Mathis, as previously mentioned, was a Spanish major at UNC-Asheville, and for her senior project she worked with bilingual K-6 students in immersion schools – such as Glen Arden, Vance and Emma elementaries – in and around Asheville. She was taken aback at the intelligence of these students, which she said was a result of them “using different areas of the brain.” Mathis said she noticed that bilingual students were generally more competent in their other coursework, as well.
She mentioned a concept known as “total physical response,” which, in a nutshell, posits that people are more likely to learn a new language when they’re moving their body with the words. Mathis’ ultimate goal is to combine her two areas of expertise – yoga and Spanish – to teach curious individuals (particularly children) a new language.
“A lot of public schools are cutting extracurricular activities, and Spanish and PE are some of the first to go,” she said. “Why don’t we combine them? Instead of losing them, why don’t we have the kids learn a second language while doing yoga?”
“I live an amazing life”
It was December by the time Mathis returned home from Guatemala. She remembers landing in Houston for a connecting flight and being thrown off by all of the Christmas trees. She knew it was the yuletide season, of course, but a month of 85-degrees days almost made her forget.
One of her most vivid memories after arriving in Asheville was simply lying on a couch. Said Mathis: “I hadn’t even had a chair in a month….” She welcomed the presence of her beloved cats, Salem and Baby Littles. While she admits she was ready to come home, and certainly felt happy back in the States, it took her a couple weeks to feel comfortable again in American culture.
Then a strange thing happened, or perhaps it isn’t that strange at all. Little aspects of our privileged – and often gluttonous – American lifestyle began irking her.
We use the bathroom in perfectly good water. We poison our bodies with alcohol and act generally obnoxious. We return a glass of water to the bartender because we didn’t want ice. We do yoga for just the physical benefits, totally neglecting the spiritual aspect of the practice.
“It was all a little overwhelming,” she said. “It took me a while to get my bearings again. I’m still getting adjusted.”
Mathis said her time in Guatemala feels like a dream. That transcendent experience she was searching for? She got it, and much more. In the wake of leaving Central America, all the things that were a part of her daily existence for nearly a month – the sparkling lake, the six hours of daily yoga, the cacao ceremonies, and yes, even the scorpions – have been replaced by the relatively extravagant comforts of American life.
Mathis didn’t forget the lessons she learned on the farm.
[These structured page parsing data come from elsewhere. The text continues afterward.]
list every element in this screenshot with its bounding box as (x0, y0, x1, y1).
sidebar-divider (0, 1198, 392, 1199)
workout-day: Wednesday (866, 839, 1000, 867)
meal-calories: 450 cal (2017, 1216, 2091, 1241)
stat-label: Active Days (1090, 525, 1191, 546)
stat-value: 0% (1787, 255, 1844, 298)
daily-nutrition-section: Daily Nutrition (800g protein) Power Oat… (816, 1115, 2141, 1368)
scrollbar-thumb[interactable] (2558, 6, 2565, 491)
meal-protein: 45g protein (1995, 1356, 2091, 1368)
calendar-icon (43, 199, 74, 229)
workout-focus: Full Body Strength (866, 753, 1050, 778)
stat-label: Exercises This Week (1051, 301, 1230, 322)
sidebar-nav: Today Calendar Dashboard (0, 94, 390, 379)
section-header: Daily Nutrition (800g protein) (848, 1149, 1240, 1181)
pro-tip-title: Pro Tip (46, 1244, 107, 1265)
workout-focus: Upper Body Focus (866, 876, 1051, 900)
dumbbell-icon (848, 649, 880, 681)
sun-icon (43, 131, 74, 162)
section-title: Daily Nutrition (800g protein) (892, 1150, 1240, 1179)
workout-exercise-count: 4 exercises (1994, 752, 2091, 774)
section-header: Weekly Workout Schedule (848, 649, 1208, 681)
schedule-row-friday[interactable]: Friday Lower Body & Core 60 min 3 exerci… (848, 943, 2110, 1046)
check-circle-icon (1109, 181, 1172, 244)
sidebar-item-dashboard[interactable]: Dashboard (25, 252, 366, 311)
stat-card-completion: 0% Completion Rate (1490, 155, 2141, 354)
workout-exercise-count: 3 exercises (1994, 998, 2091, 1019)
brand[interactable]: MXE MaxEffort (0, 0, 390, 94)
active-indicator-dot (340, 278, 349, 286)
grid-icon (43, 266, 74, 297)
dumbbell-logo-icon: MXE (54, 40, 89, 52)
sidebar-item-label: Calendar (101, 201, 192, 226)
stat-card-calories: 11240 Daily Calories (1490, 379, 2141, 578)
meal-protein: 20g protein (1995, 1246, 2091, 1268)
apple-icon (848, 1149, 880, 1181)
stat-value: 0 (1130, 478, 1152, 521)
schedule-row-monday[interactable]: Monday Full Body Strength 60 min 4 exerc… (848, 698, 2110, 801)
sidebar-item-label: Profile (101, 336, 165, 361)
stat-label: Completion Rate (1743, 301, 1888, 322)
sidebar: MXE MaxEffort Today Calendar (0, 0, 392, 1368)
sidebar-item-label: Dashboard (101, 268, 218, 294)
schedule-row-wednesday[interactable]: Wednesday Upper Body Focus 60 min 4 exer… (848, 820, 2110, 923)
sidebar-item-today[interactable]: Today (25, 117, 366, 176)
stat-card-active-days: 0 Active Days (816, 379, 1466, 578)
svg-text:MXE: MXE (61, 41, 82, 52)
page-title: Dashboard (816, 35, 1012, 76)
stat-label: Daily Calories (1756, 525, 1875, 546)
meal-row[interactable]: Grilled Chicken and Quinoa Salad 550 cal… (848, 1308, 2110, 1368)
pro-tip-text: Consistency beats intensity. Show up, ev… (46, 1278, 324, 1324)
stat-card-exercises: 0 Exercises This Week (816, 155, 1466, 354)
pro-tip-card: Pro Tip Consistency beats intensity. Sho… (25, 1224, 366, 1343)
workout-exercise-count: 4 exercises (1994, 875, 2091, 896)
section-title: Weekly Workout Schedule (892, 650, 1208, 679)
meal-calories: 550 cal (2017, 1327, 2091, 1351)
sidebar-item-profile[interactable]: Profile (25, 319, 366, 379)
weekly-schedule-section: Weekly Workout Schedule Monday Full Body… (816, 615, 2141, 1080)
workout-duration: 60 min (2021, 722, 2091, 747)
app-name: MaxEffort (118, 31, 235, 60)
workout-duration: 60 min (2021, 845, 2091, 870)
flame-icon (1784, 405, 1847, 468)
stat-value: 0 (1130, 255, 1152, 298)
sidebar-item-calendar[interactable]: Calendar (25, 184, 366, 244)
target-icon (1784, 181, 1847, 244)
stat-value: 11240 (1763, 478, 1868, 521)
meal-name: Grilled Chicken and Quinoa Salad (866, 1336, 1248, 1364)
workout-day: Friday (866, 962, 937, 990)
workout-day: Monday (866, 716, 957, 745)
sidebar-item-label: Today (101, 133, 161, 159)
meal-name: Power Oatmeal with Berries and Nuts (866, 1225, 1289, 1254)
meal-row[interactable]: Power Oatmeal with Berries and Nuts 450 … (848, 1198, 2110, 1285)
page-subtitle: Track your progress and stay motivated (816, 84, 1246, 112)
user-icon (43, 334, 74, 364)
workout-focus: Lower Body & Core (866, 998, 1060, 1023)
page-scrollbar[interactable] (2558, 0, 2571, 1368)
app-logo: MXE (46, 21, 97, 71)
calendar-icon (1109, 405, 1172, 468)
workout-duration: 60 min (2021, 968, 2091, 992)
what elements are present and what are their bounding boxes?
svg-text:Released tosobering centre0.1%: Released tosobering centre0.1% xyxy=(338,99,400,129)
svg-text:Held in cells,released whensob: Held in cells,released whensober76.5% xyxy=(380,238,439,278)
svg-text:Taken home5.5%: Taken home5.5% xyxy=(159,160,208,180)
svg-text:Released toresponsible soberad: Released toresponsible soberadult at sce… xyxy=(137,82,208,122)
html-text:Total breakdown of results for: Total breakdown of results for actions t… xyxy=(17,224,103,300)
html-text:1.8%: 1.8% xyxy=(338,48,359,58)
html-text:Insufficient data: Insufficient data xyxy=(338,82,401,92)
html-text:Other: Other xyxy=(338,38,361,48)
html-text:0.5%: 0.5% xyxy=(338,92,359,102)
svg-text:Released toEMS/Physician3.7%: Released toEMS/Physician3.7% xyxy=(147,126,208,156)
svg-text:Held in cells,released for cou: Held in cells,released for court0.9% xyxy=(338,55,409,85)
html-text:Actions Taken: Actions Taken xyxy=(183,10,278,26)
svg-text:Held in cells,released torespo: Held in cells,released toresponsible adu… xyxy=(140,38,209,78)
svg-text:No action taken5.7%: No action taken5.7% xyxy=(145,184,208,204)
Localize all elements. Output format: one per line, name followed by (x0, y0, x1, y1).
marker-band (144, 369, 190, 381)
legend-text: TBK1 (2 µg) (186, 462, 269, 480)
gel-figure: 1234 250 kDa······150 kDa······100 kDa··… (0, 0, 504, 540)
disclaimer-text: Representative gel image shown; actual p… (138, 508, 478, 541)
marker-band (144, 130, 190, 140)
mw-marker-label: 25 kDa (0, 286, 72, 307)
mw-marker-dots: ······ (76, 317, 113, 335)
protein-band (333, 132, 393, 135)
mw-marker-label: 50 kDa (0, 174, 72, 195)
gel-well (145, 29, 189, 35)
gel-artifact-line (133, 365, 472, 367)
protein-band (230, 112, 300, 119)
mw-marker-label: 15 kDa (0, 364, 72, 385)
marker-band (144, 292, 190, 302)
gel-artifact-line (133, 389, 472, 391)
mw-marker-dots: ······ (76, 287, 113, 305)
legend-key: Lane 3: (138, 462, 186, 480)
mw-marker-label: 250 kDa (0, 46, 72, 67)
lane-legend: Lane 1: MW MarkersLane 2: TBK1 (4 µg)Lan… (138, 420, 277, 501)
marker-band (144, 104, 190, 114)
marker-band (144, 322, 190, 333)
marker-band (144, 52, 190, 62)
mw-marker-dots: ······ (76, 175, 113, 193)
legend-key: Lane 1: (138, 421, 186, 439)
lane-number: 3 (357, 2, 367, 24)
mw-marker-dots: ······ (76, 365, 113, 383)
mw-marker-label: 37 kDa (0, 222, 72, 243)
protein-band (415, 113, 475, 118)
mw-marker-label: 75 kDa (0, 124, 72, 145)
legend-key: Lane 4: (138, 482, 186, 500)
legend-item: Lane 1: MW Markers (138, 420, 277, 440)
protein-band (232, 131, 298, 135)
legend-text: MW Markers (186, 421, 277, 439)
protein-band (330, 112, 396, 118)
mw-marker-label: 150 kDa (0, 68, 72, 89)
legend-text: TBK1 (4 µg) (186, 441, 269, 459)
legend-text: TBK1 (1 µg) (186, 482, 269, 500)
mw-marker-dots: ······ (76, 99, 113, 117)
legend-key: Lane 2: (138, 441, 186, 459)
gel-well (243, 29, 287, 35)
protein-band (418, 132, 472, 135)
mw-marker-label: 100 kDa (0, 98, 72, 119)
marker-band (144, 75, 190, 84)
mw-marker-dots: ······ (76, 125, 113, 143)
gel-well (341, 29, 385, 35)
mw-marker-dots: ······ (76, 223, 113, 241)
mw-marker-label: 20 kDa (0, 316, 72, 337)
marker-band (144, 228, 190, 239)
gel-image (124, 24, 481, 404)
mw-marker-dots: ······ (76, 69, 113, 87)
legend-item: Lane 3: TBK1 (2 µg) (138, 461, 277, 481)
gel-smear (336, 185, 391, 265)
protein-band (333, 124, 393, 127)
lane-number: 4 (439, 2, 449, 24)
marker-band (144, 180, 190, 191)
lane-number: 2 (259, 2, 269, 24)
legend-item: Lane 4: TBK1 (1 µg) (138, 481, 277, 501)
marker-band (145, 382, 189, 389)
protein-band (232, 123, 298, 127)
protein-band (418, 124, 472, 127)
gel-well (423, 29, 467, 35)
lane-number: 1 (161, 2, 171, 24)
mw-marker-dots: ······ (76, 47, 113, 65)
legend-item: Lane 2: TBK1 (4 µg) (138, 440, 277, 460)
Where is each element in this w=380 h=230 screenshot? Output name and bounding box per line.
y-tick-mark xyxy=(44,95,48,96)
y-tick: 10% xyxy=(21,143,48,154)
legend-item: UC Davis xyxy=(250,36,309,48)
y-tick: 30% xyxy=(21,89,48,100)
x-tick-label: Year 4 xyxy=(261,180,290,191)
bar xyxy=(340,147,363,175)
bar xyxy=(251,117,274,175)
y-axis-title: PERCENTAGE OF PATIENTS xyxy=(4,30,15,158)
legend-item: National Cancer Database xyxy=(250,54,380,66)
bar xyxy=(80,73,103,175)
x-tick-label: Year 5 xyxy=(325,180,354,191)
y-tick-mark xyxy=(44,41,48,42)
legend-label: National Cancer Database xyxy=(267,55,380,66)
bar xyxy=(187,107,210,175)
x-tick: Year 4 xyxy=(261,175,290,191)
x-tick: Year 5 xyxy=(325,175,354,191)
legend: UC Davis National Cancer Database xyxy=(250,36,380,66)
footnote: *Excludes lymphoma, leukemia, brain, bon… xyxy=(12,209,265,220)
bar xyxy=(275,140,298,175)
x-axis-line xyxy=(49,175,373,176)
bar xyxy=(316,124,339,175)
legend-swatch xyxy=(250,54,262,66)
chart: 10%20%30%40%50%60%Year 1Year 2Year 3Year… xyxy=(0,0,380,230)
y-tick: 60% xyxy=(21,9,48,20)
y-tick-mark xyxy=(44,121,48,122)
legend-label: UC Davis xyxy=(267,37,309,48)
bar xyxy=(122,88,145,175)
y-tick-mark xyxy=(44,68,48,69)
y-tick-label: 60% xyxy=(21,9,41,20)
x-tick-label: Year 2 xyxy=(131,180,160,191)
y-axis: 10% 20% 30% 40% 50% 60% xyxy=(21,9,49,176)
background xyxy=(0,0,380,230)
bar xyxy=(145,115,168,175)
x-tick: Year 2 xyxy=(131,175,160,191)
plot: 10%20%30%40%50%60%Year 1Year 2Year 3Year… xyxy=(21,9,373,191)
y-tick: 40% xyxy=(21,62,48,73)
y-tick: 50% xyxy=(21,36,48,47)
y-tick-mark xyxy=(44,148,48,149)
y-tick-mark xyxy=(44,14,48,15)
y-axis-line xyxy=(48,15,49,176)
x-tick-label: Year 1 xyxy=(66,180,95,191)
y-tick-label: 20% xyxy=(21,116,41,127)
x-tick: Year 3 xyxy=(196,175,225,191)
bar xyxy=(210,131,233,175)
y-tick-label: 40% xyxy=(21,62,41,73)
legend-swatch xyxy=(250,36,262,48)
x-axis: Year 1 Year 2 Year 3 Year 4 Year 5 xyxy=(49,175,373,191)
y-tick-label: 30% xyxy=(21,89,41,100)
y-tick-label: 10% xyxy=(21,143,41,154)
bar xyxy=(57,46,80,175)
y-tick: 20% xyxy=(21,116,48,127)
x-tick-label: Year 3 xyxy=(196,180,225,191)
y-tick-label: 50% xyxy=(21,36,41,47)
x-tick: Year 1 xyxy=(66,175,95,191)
Her first teaching opportunity upon her return was as a karma instructor. Every Sunday, she would hold donation-based yoga classes in which the proceeds were given to Water for the People, a non-profit based out of Denver that has a specific focus on providing H2Oto residents of Guatamela. Said Mathis: “It’s nice to give back even though I’m not able to go back at the moment.”
Our American lives are blessings, aren’t they? We can go to Home Depot and buy a refrigerator – and we don’t even have to lug the thing home on our backs. We can fall asleep without the threat of scorpions. Food and water is in abundance.
Really, what more do we need?
“I have a washing machine. I have a hot shower. I have a toilet you don’t have to put sawdust in,” said Mathis. “I live an amazing life.”